Veinte años después de aquel 1993 las cosas han cambiado mucho en España.
En 1993 Chaves era un desconocido, autor de un libro sobre Belmonte; hoy es un
clásico estimado y sus obras se reeditan de continuo. ¿Qué las hace tan
especiales, por qué ha sido tan bien recibido su autor en la élite intelectual,
de la que se le había excluido durante medio siglo? ¿Y por qué fue excluido de
ella?
Sin duda por advertir y denunciar antes que nadie la semejanza del terror,
que estaba siendo igual en uno y otro bando, adelantándose a quienes poco
después, como Hannah Arendt,
iban a descubrir la raíz común del mal, esa poetización de la Historia que
estaba justificando en toda Europa masacres sin cuento. Y por supuesto que
Chaves no estaba hablando de equidistancia, y sí de trabajar para la verdad, la
de contar cómo los sublevados soñaban “un paraíso de desfiles marciales,
jornales bajos, rentas altas, procesiones y fiestas de la raza”, y cómo los que
se apoderaron de la República durante la guerra hicieron de ella un país revolucionario
en el que el trabajo que “daban antes como una limosna los patrones, ahora lo
darían como un premio los sindicatos”. Quienes como el propio Chaves no eran ni
reaccionarios ni revolucionarios, sólo tenían dos opciones. Al igual que el
personaje de otro de sus relatos, sólo les quedaba o morir, “batiéndose por una
causa que no era la suya”, o marcharse, y esto hizo él, buscando un lugar donde
seguir libre.
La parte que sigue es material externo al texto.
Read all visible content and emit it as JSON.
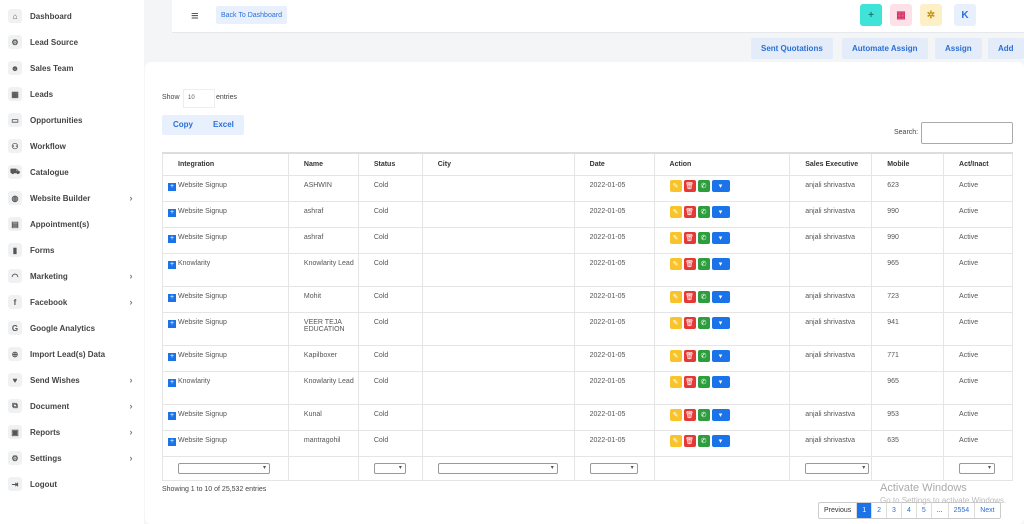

Ni unos ni otros le perdonarían sus escritos, confirmando con
ello que si algo detestaba más que ninguna otra cosa cada uno de los dos bandos
no era el bando contrario, sino cualquiera que se resistiese a pertenecer a uno
de ellos. Así que el día que Chaves escribió en La defensa de Madrid
(México, 1939), acabada aquella “estúpida guerra”, que “la verdad es esta: los
heroicos y gloriosos ejércitos que luchaban en Ciudad Universitaria estaban
formados con la escoria del mundo. Basta fijar los ojos en la lista de las
fuerzas que los componían. Frente a la Brigada Internacional de los rojos, la Novena
Bandera del Tercio Extranjero de los blancos, una y otra, receptáculo de todos
los criminales aventureros y desesperados de Europa”, el día que escribió esta
frase y otras parecidas, decía, firmó su sentencia de muerte literaria y civil,
y empezando por su amigo el comunista Jesús Izcaray y siguiendo por el delator
antisemita César González Ruano, lo calumniaron sin piedad a partir de
entonces. El olvido vino por esta correa de transmisión.
No le importó. Su “pecado” fue haber sido demócrata antes, durante y
después de la guerra, y si el 19 de julio de 1936 el país dejó atrás la
política, aprestándose a aniquilarse con saña feroz, eso hizo Chaves como
narrador, con voz apagada pero muy firme: hechos escuetos, contados con brío en
una prosa vibrante que tiene lo mejor del Baroja de las Memorias de un
hombre de acción y lo mejor del Valle-Inclán del Ruedo Ibérico, con
los ecos al fondo de La caballería roja de Babel. Al lector sólo le
queda asistir atónito y consternado al triunfo de la barbarie.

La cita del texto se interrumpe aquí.